猛暑の中で

先日、ある会社さんが営業に来られました。

「いやあ、もうメーカーから3回目の値上げ要請がきているんですよ。材料が石油製品なんですべて輸入ですし、円安ですし、電気代は上がるしで、、、」

「肥料も値上げなんでしょう?なんでも94%上がるとか」

「それは、単肥ですね。化成だと50%くらいかな。ただこれは秋肥なんで来年の春肥はわかりません」

「工業製品はいいんですよ。製造原価が上がったら、すべてではなくても価格に転嫁できるから」

「農産物は需要と供給で価格が決まるので、はい、転嫁ってできないんですよね。肥料は上がる、燃料は上がる、出荷するためのダンボールは上がる、それなのに価格は上がらない」

「上がるのは供給が滞った時。たとえば最近なら、玉ねぎ」

「高かったですね。1こ300円の玉ねぎなんて買えませんよ。それじゃあ、農家をやめていく人出てきますね」

「出てくるでしょうね。この間酪農家さんが来られましたけど、エサ代が高くて補助金もらったって足らない。酪農家もやめる人が出てきて2,3年後には牛乳は不足すると言ってましたよ」

 

なんだか話していてやるせない気持ちになってきました。

農業など第一次産業は国の基幹となる産業なのに、それで生活ができないなんて後継者がいなくて当たり前じゃないか。食の安全保障なんて絵にかいた餅だな

 

テレビでは暑さで出荷が前倒しになって値段が安くなった野菜のことを伝えていました。そして高温障害で規格外になった野菜のことも。農家さんの手元にはいったいいくら入るのでしょう?

ですが、いずれ品不足になって価格上昇は避けられません。
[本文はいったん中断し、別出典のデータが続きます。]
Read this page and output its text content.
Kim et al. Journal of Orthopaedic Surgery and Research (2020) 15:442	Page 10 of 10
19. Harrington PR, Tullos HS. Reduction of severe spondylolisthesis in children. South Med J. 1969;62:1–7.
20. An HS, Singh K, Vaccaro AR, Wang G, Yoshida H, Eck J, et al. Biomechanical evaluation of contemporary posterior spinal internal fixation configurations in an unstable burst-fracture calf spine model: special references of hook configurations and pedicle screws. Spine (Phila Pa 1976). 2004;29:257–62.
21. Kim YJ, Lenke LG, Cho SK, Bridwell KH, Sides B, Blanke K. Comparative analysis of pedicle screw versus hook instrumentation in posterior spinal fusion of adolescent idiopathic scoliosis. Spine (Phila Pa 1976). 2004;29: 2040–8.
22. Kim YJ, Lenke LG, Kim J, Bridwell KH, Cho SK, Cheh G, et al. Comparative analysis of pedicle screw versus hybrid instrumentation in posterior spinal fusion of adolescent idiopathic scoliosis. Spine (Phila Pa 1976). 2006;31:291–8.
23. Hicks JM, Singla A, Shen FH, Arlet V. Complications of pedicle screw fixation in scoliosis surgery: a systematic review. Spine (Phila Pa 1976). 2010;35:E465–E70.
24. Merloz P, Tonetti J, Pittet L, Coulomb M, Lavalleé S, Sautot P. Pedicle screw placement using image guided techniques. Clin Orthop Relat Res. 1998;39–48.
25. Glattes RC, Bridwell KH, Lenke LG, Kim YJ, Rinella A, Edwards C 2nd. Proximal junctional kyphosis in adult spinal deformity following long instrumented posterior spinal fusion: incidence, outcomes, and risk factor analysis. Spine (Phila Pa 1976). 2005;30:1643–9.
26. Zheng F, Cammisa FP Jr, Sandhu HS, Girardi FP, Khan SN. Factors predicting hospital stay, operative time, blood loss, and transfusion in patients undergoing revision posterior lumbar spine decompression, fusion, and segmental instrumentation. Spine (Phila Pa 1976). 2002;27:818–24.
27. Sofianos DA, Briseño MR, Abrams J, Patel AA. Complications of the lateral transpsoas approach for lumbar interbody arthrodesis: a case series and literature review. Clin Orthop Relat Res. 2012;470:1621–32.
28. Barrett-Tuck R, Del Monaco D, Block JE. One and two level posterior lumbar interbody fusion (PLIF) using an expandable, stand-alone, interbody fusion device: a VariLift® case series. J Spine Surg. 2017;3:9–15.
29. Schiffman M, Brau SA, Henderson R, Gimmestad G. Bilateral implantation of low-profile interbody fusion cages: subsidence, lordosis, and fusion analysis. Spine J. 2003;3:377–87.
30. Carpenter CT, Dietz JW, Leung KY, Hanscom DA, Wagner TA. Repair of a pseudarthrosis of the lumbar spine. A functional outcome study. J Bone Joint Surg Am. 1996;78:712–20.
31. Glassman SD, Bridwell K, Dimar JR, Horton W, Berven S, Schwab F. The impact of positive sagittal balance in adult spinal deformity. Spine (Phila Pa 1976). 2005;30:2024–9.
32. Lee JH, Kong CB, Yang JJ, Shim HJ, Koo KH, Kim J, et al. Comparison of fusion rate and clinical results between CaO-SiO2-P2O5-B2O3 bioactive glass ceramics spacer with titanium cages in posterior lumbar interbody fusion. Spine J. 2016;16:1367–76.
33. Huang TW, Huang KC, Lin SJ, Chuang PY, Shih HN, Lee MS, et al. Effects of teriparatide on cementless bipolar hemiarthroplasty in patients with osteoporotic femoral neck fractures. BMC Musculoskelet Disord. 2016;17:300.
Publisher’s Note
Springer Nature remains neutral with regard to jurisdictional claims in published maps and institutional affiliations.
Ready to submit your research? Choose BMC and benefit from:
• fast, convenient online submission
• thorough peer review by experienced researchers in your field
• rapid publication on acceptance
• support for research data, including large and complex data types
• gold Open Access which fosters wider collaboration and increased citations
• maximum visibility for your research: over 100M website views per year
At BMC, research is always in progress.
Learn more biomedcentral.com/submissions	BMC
この高温障害と戦う農家さんのために、B級品であってもA級品に近い値段で出回ることができれば、互いにとって助かるのではないかと考えたりします。

 

商工会の集まりで他の商店さんが言っていたそうです。

「市場にあったのは、マグロ1本のみだった」

「お盆の花は数が少ないし高いしで、数を確保できない」

物がなくなるということはどういうことなのか、垣間見た気がして空恐ろしくなりました。

 

安さや高品質を求めるのは悪いことではありません。しかし、作り手あっての消費者です。作り手がいなくなっても消費しなくなることはありません。利益を求めて海外から調達することで国内の産業が衰退していったら、、、 猛暑の中で、だんだん首を絞められていく感じを覚えたのは私だけではないと思います。

補助金だけではなく、消費者の意識の改革がなければ乗り越えられない大きな壁が目の前に迫っています。